30/10/2018

Interfarma / Setor

Entidades levam pleitos a presidente eleito

Valor Econômico

Jornalista: Stella Fontes e Chiara Quintão

No dia seguinte à eleição de Jair Bolsonaro (PSL) à presidência da República, entidades setoriais parabenizaram o eleito e aproveitaram para levar pleitos específicos de seus setores. A indústria gráfica pede ao futuro governo a garantia do exercício da livre concorrência interna, enquanto associações da indústria farmacêutica elencaram medidas urgentes na gestão pública. O setor de incorporação imobiliária disse que está otimista e lembrou o déficit habitacional "enorme" no país.
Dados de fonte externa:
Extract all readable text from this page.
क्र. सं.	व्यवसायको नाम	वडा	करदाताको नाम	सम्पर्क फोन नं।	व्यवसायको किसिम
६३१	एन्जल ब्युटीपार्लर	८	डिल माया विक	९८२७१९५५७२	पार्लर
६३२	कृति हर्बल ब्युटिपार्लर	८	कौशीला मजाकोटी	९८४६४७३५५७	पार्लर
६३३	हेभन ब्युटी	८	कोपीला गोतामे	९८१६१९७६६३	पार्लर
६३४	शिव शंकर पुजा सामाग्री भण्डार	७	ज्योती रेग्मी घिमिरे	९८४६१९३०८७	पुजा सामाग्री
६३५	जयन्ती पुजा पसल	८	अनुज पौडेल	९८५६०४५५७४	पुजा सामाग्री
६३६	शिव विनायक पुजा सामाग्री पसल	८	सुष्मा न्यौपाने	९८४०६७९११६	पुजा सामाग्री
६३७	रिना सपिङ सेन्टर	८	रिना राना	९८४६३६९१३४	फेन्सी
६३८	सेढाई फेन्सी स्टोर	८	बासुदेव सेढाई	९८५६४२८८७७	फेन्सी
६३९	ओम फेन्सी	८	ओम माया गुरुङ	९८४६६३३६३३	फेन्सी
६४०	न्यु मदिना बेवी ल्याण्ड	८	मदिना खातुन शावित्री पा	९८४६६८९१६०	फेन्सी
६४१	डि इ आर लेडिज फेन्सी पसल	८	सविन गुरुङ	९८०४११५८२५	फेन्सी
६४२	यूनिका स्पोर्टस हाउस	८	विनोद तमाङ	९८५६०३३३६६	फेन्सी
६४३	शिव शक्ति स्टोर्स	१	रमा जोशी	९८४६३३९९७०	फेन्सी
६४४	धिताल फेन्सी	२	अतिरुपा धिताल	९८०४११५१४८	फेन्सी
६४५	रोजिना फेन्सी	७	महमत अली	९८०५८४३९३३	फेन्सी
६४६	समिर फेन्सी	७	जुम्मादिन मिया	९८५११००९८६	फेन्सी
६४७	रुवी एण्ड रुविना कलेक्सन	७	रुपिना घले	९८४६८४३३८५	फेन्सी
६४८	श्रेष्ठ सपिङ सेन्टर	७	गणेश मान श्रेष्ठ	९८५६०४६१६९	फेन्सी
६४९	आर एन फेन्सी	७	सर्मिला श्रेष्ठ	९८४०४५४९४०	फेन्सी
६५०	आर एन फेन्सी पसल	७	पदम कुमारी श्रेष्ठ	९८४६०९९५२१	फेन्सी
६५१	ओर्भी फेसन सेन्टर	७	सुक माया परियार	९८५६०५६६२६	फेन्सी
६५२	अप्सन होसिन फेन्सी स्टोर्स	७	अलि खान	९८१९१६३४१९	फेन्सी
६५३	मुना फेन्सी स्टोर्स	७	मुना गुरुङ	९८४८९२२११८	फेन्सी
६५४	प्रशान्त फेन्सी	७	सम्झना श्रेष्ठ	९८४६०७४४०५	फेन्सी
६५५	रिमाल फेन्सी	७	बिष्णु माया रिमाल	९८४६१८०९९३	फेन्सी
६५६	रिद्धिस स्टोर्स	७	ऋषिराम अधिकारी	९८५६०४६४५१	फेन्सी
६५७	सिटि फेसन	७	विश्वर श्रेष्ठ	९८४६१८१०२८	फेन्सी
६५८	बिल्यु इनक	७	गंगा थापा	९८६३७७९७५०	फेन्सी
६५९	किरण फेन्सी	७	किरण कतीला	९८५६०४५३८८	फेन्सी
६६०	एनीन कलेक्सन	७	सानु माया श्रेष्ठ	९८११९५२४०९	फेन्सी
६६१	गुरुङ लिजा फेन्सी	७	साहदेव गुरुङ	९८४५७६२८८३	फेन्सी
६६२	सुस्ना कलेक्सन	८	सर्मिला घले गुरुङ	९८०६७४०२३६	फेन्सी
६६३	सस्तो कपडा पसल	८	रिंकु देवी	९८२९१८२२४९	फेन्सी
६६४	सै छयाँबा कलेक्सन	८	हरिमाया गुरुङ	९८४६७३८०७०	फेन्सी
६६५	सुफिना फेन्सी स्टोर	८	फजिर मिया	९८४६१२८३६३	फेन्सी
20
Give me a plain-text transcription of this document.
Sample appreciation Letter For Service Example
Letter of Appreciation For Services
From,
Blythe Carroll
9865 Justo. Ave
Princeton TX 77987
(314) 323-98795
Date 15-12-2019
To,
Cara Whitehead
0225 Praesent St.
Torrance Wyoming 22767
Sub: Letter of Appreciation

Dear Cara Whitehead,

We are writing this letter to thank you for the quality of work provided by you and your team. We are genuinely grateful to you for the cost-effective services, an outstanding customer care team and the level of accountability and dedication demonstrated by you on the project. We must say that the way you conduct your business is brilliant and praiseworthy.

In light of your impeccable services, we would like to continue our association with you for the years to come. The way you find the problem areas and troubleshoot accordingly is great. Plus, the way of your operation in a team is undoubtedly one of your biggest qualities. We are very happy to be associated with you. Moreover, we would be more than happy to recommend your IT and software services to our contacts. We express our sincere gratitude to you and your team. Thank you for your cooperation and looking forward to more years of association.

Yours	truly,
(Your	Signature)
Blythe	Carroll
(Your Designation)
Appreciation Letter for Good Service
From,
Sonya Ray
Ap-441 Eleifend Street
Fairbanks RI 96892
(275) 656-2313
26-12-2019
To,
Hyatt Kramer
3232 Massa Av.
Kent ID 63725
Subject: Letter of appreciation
"Desejamos ao novo presidente sorte, equilíbrio e sucesso na tarefa de unir o país em busca do desenvolvimento sócio-econômico e sustentável", diz nota da Associação Brasileira da Indústria Gráfica (Abigraf-SP), assinada pelo presidente Sidney Anversa Victor. Para a entidade, Bolsonaro será "fundamental na manutenção dos valores democráticos e dos direitos e liberdades individuais de todos os brasileiros".

A Abigraf pede urgência no ajuste fiscal e na redução do tamanho e interferência do Estado, bem como continuidade das reformas da Previdência, política e tributária, e clareza na definição das diretrizes da política econômica, com diminuição da burocracia, estímulo à geração de novos negócios, diminuição dos gastos públicos e combate à corrupção.

A Abigraf enfatiza ainda a necessidade de livre concorrência interna, em um momento de expansão da impressão de livros no exterior. "Não é justo que nossos empresários continuem assistindo a impressão de livros didáticos no exterior financiada com incentivos fiscais do governo", aponta. A associação destaca a importância da solidez das instituições e do respeito à independência e autonomia entre Executivo, Legislativo e Judiciário, nos termos da Constituição.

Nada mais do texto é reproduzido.